LES VICTIMES NE VOULAIENT
PAS QUITTER LEUR POSTE
En août 1948,
la période de production sous verre prit fin et le personnel
de l'atelier fut transféré dans un bâtiment
spécialement construit à cet effet : l'atelier
n°1. Mais cela n'améliora que très légèrement
les conditions de travail. Dans toute l'histoire de l'industrie
nucléaire russe, elles furent sans doute nulle part plus
dangereuses qu'à l'atelier chimique et métallurgique
de Maïak entre 1949 et 1956. La pollution atmosphérique due aux rayonnements
alpha atteignait des dizaines, voire des centaines de milliers
de doses. L'usine effectuait principalement des analyses de sang
pour détecter les effets des radiations. Mais soudain,
de jeunes hommes et femmes commencèrent à souffrir
de troubles du sommeil, de crises d'asthme et d'une détérioration
générale. Les premiers patients furent tous diagnostiqués
avec la même maladie : la tuberculose.
Mais lorsque des personnes âgées
de 30 à 32 ans commencèrent à mourir les
unes après les autres, les médecins comprirent qu'il
s'agissait d'une maladie nouvelle et unique, baptisée pneumosclérose
au plutonium. L'usine prit des mesures
urgentes pour éloigner le personnel des conditions de travail
dangereuses. Des « pétales » de tissu spéciaux,
inventés en 1956 et capables de piéger 99% des aérosols,
se révélèrent extrêmement utiles. Les
médecins travaillèrent avec héroïsme,
sauvant des vies et exigeant
de la direction qu'elle retire immédiatement les travailleurs
malades de la production.
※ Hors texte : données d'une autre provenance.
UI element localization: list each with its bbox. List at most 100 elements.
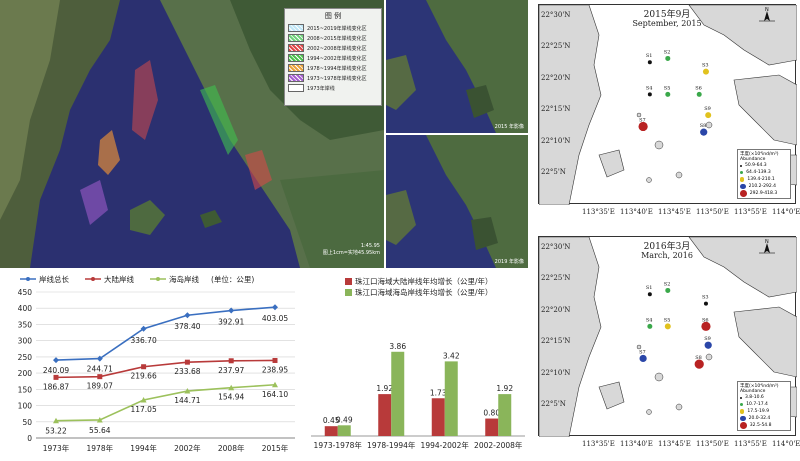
bar-legend-swatch — [345, 278, 352, 285]
satellite-small-bottom: 2019 年影像 — [386, 135, 528, 268]
legend-item-label: 1973~1978年岸线变化区 — [307, 75, 367, 82]
station-label: S9 — [704, 336, 711, 342]
line-point — [53, 417, 59, 424]
map-island — [636, 344, 642, 350]
abundance-label: 10.7-17.4 — [746, 402, 768, 407]
line-point — [184, 312, 191, 319]
abundance-dot — [740, 409, 745, 414]
abundance-dot — [740, 415, 746, 422]
line-series-path — [55, 359, 276, 379]
line-legend-label: 海岛岸线 — [169, 274, 199, 284]
map-lon-label: 113°45'E — [658, 440, 691, 448]
map-title-cn: 2015年9月 — [643, 10, 691, 20]
bar-data-label: 1.92 — [376, 384, 393, 393]
line-data-label: 154.94 — [218, 393, 244, 402]
map-lat-label: 22°10'N — [541, 136, 571, 145]
line-point — [140, 397, 147, 403]
station-marker — [647, 60, 652, 65]
abundance-item: 20.0-32.4 — [740, 415, 788, 422]
legend-item: 1973~1978年岸线变化区 — [285, 73, 381, 83]
abundance-legend: 丰度(×10⁴ind/m³) Abundance 50.9-64.3 64.4-139… — [737, 149, 791, 199]
abundance-label: 64.4-139.3 — [746, 170, 771, 175]
station-label: S8 — [700, 123, 707, 129]
map-land — [733, 74, 797, 146]
station-label: S5 — [664, 85, 671, 91]
station-label: S2 — [664, 281, 671, 287]
legend-swatch — [288, 54, 304, 62]
line-legend-label: 大陆岸线 — [104, 274, 134, 284]
line-data-label: 244.71 — [87, 365, 113, 374]
map-land — [688, 237, 797, 298]
station-label: S1 — [646, 53, 653, 59]
line-point — [228, 384, 235, 391]
line-unit-note: (单位：公里) — [211, 274, 254, 284]
map-island — [675, 403, 683, 411]
map-title-en: September, 2015 — [632, 19, 702, 28]
bar-chart-panel: 珠江口海域大陆岸线年均增长（公里/年） 珠江口海域海岛岸线年均增长（公里/年） 0.… — [305, 270, 530, 457]
line-y-tick: 200 — [18, 369, 33, 378]
line-data-label: 219.66 — [130, 372, 156, 381]
line-legend-marker — [91, 277, 95, 281]
bar — [485, 418, 499, 436]
station-marker — [702, 68, 709, 75]
abundance-item: 50.9-64.3 — [740, 162, 788, 169]
line-point — [272, 381, 278, 388]
map-land — [598, 149, 625, 178]
legend-swatch — [288, 74, 304, 82]
line-data-label: 233.68 — [174, 367, 200, 376]
station-marker — [665, 91, 671, 97]
station-label: S2 — [664, 49, 671, 55]
legend-item: 1973年岸线 — [285, 83, 381, 93]
abundance-subtitle: Abundance — [740, 389, 766, 394]
map-island — [705, 121, 713, 129]
abundance-dot — [740, 396, 742, 399]
map-lon-label: 113°40'E — [620, 208, 653, 216]
abundance-item: 10.7-17.4 — [740, 401, 788, 408]
station-marker — [694, 359, 704, 369]
map-lat-label: 22°25'N — [541, 42, 571, 51]
bar-data-label: 1.73 — [430, 388, 447, 397]
legend-item: 1994~2002年岸线变化区 — [285, 53, 381, 63]
abundance-item: 210.2-292.4 — [740, 183, 788, 190]
legend-item-label: 1973年岸线 — [307, 85, 335, 92]
small-top-label: 2015 年影像 — [494, 124, 524, 130]
abundance-label: 20.0-32.4 — [748, 416, 771, 421]
map-lat-label: 22°20'N — [541, 73, 571, 82]
map-island — [654, 372, 664, 382]
map-land — [688, 5, 797, 66]
station-label: S4 — [646, 85, 653, 91]
bar-data-label: 0.80 — [483, 409, 500, 418]
map-lat-label: 22°15'N — [541, 337, 571, 346]
line-chart: 岸线总长 大陆岸线 海岛岸线 (单位：公里) 0 50 100 150 200 250 300 350… — [18, 274, 295, 453]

Des désaccords surgirent souvent,
car il fallait remplacer les travailleurs expérimentés ;
le secret joua également un rôle important. Et les
victimes elles-mêmes étaient réticentes à
quitter leur poste.
« Nous savions
ce qu'était la radioactivité, ce qu'était
le plutonium. Bien sûr, nous ne comprenions pas toute la
dangerosité de cette production, et parfois nous ne pouvions
l'éviter (la radioactivité), ce qui était
dû en grande partie à notre jeunesse insouciante
et, surtout, à notre désir de travailler au maximum
de nos capacités. Le plutonium et les femmes sont incompatibles,
mais il fallait le faire, et nous y sommes parvenus. »
Liya Pavlovna elle-même
pense avoir vécu jusqu'à 70 ans grâce à
son envoi à Moscou en 1951 [...], elle n'a donc pas été
exposée à la radioactivité pendant deux ans.
Aucun de ses collègues
des baraquements n'a survécu. Nombre de ceux qui semblaient
avoir échappé au danger ont développé
un cancer dans les 15 à 20 ans qui ont suivi : cancer
du poumon, sarcome du foie et cancer des os.
POURSUIVRE LES RECHERCHES
Après ses recherches,
Liya Pavlovna a poursuivi ses études à l'Institut
de chimie générale et inorganique de Moscou. Une
fois son diplôme en poche, elle est retournée à
l'usine et a pris la direction du laboratoire de traitement des
déchets. Dans les années 1950 et 1960, l'usine était
entièrement jonchée de déchets radioactifs.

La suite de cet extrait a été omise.